K-FAC: Kronecker-factored approximation of the Fisher matrix

The Fisher matrix for GPT-3 with 175 billion parameters has 3*10^22 entries - physically impossible to store. K-FAC (2015) addresses this with a Kronecker factorization that drops memory from O(n^4) to O(n^2). Google Brain used K-FAC to speed up training of AlphaGo Zero.

DeepMind's distributed K-FAC (2021) trained ResNet-50 on ImageNet in 55 epochs instead of 90 with SGD at the same accuracy. Meta uses K-FAC-inspired methods in optimizers for LLaMA.

Kronecker factorization of Fisher blocks

The Fisher matrix for a 100M-parameter neural network would have 10^16 entries - storing it is infeasible. K-FAC (Martens, Grosse 2015) approximates each block F_l for layer l as a Kronecker product A_l x G_l, where A_l is the input covariance and G_l is the covariance of output gradients. This drops memory from O(n^4) to O(n^2) per layer. Google Brain applied K-FAC to train AlphaGo Zero and transformers.

What is the cost of inverting a K-FAC block for a layer with n inputs and m outputs?

Convergence and practical settings of K-FAC

K-FAC requires periodic refresh of the A and G statistics (every 10-100 steps) and inversion (every 100-500 steps). Martens & Grosse showed that with the right damping K-FAC converges in 10-20x fewer iterations than SGD on recurrent network training tasks. On ResNet-50 (ImageNet) K-FAC reaches 75% top-1 in 55 epochs versus 90 for SGD.
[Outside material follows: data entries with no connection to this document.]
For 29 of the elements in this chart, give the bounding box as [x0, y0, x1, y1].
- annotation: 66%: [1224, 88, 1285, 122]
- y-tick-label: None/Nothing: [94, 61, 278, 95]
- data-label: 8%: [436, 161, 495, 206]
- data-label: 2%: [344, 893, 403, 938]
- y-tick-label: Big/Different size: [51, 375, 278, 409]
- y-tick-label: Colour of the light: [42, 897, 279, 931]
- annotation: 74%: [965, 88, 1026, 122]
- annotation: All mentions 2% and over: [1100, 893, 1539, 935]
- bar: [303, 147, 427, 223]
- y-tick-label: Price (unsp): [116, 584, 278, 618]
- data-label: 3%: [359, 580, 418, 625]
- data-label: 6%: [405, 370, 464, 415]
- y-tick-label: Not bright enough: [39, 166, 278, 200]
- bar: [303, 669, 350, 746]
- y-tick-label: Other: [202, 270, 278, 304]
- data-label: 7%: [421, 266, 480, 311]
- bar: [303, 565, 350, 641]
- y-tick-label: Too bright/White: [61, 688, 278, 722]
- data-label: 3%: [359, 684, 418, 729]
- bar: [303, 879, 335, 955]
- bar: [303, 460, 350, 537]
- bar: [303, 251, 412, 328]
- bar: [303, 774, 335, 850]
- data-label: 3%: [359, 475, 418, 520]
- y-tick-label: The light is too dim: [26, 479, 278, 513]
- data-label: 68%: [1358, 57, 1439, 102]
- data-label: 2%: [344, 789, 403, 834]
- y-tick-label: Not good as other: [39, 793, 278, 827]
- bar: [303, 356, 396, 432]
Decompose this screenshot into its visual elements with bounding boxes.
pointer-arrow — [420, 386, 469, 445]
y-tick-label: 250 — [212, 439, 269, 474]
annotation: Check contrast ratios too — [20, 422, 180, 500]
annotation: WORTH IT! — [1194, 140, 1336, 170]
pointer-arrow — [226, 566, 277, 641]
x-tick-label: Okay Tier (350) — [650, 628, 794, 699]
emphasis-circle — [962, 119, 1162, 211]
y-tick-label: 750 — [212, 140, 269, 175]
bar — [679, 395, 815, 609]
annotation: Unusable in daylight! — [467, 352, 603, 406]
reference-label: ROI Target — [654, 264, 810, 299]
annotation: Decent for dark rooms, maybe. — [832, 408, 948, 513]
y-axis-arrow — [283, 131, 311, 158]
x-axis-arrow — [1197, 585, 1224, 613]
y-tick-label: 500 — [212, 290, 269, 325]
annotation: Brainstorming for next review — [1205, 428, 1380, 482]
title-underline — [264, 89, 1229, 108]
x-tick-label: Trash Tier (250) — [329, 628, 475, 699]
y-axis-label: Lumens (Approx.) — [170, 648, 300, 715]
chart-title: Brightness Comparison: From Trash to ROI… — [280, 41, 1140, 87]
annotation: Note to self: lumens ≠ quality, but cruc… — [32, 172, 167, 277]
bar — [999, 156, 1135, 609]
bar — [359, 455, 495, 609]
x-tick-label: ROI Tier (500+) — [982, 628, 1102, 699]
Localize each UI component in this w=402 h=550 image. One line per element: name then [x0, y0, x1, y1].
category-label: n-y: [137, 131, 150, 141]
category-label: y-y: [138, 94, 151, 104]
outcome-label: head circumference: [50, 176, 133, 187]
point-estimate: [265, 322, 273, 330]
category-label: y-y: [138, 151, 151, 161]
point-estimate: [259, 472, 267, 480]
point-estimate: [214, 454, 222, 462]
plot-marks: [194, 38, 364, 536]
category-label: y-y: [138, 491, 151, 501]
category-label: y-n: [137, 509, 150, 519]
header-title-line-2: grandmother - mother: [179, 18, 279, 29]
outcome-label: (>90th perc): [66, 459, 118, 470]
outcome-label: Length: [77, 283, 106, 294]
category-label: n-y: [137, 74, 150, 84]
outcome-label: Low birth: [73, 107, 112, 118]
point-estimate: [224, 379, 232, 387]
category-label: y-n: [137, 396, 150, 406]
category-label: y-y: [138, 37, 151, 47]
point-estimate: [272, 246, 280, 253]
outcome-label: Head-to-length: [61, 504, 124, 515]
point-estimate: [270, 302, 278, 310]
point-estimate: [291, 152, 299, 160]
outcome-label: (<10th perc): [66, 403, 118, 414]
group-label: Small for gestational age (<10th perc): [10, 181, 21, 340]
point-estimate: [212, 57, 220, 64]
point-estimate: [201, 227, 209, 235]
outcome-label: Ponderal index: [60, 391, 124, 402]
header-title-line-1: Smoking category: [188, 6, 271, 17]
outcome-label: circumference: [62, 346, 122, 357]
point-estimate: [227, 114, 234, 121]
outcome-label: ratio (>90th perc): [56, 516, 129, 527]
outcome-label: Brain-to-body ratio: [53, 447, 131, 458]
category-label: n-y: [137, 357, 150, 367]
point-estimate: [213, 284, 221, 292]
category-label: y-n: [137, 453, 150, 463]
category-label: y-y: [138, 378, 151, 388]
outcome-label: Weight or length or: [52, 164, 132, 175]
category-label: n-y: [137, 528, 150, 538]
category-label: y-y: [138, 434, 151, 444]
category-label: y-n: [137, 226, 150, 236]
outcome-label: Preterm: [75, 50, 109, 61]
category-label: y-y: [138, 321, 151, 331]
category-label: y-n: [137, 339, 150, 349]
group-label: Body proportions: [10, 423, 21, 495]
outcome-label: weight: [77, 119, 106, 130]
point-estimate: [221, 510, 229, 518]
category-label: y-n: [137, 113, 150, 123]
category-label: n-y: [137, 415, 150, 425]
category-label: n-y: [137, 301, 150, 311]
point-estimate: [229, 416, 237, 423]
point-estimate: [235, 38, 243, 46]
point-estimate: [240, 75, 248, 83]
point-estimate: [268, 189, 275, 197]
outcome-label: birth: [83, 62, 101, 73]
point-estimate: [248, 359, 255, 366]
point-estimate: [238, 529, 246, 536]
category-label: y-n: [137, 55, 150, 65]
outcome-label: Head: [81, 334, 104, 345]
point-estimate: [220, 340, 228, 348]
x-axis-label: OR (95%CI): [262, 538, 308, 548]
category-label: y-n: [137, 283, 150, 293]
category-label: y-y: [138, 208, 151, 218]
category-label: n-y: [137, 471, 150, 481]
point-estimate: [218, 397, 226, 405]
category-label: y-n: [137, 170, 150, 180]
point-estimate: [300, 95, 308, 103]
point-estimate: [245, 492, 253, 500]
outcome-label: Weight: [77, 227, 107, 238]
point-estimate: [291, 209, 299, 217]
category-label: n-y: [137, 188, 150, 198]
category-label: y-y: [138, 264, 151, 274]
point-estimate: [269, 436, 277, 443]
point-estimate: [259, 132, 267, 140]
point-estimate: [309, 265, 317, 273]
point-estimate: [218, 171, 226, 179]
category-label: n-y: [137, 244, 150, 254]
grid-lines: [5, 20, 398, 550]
Why does K-FAC not refresh the A and G statistics on every step?

Distributed K-FAC and extensions

Distributed K-FAC (Osawa et al., 2019; Pauloski et al., 2021) scales the algorithm to hundreds of GPUs: the A_l and G_l statistics are computed in parallel across layers, and inversion is sharded across processes. On ImageNet with 512 GPUs, K-FAC matches SGD accuracy in 35 epochs instead of 90.

Extensions of K-FAC: EKFAC (George et al., 2018) additionally rescales by eigenvalues for a better fit; KFRA accounts for nonlinear activations; Shampoo (Gupta et al.) generalizes K-FAC to tensor-shaped parameters.

What is the advantage of eigendecomposing the factors A_l and G_l in K-FAC?

In the eigenbasis the Kronecker product is diagonal: (Λ_A ⊗ Λ_G)_{ii} = λ_i^A · λ_i^G. Inversion is then just division of each entry by λ_i^A · λ_i^G + λ_damp, which costs O(nm) instead of O((nm)^3).

Key takeaways

K-FAC approximates a layer's Fisher block as A_l x G_l.
Inversion costs O(n^3 + m^3) instead of O((nm)^3).
Statistics refresh with momentum every T steps, inversion runs every T' steps.
In practice K-FAC delivers a 2-10x reduction in iterations at comparable per-step cost.
The eigendecomposition lets us invert (A⊗G+λI) in O(nm) within the eigenbasis.